Kuala Tanjung International Hub Seaport in north Sumatra is a deep-sea port strategically located in the Straits of Malacca, the second busiest shipping lane in the world. This port has been in the news recently for all the wrong reasons, unnerving investors. Earlier this year, the port was downgraded from an international hub to a domestic hub, and then re-designated as an international hub. These self-inflicted wounds are the last thing we need to encourage infrastructure investors, because Kuala Tanjung port is a key component of President Joko Widodo’s international maritime axis program. Despite the confusion, port operator Pelindo 1 has hit the ground running, signing in late November last year a JV agreement with the Rotterdam Port Authority to develop Kuala Tanjung as an international hub.
In 2016, the government’s priority projects delivery coordination agency, the KPPIP, commissioned an independent study to explore the efficacy of the port’s hinterlands for future development as special economic zones. It explored the possibility of developing the whole corridor as a potential economic powerhouse in the Batubara Regency of North Sumatra, leveraging the existing Belawan Port in Medan and incorporating the Sei Mangkei Special Economic Zone.

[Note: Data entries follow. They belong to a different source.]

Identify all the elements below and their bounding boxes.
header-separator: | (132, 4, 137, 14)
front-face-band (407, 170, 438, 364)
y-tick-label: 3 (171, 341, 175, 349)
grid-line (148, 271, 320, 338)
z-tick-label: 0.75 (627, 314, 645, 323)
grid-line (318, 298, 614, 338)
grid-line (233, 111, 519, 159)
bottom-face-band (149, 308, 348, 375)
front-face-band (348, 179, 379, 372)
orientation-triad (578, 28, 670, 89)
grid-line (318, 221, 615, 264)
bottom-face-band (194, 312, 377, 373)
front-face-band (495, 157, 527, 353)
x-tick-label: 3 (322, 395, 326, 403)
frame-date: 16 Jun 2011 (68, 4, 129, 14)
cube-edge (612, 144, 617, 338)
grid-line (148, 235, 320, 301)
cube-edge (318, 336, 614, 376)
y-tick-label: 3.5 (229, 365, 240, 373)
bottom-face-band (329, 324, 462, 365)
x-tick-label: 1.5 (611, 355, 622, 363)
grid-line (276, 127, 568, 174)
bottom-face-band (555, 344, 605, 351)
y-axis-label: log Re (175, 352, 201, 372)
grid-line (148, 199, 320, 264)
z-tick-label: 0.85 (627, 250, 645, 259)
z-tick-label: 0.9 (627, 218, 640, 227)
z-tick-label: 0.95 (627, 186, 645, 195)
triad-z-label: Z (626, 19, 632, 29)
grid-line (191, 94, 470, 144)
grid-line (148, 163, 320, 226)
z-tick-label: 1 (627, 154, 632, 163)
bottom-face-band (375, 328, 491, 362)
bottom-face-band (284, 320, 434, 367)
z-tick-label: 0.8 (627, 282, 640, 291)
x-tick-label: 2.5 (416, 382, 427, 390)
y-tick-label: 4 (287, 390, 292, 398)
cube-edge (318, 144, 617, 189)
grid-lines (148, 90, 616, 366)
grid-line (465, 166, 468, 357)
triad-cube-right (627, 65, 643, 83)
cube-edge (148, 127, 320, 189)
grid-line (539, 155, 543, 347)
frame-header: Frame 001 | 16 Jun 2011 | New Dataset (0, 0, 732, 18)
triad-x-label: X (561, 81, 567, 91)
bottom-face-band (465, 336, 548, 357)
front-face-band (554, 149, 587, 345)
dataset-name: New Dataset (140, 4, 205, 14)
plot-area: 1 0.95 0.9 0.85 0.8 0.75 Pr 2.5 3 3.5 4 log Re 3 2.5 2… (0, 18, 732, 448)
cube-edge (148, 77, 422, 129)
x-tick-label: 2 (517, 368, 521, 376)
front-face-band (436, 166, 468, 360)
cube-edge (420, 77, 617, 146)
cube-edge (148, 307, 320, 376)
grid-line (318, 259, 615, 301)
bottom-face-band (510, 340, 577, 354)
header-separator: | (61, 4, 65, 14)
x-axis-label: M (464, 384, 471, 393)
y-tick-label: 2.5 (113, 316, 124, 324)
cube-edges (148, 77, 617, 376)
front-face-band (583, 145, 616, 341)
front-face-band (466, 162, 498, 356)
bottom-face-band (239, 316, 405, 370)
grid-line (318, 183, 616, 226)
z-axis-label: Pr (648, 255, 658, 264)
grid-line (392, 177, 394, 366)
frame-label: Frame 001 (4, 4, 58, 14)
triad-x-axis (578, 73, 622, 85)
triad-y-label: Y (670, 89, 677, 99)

These studies have identified the potential for the development of over 3,000 hectares of the port’s hinterland for industrial zones, expanding eventually to 5,000 hectares. This ambitious plan requires more than ministerial level policy reforms—it requires a nationwide strategic decision akin to the decision made by Indonesia with Singapore and Malaysia for the “Growth Triangle” strategy in the 1990s. This single policy decision resulted in over $9 billion investments into Batam.
I believe Kuala Tanjung has the makings of the next Batam. Firstly, the inland connectivity between the port, Medan, and surrounding areas is improving daily thanks to the Trans Sumatra Highway. In addition, the relatively short distance and strategic positioning of the Kuala Tanjung Port across from Malaysia’s Klang Valley also presents unique opportunities. The Klang Valley historically has been the center of Malaysia’s manufacturing base. Its labor intensive factories are increasingly facing labor shortages, providing an opportunity for Kuala Tanjung port’s hinterlands—allowing the Klang Valley factories to transfer their operations to Kuala Tanjung.
In addition, the opportunity for growing the roll-on, roll-off (RORO) trade between the ports in Klang Valley and the Kuala Tanjung is another benefit of a bilateral strategy. Therefore, the Kuala Tanjung Port project has the makings of a prime economic growth mover, and coupled with the Trans Sumatra Highway, can be a national growth platform.
What’s needed now is political stewardship to facilitate the strategic and business opportunities between the two countries. Government agencies should craft a funding strategy attractive to the private sector, thus enabling Pelindo 1 to partner with the private sector to develop the port and its hinterlands, and become an international hub seaport.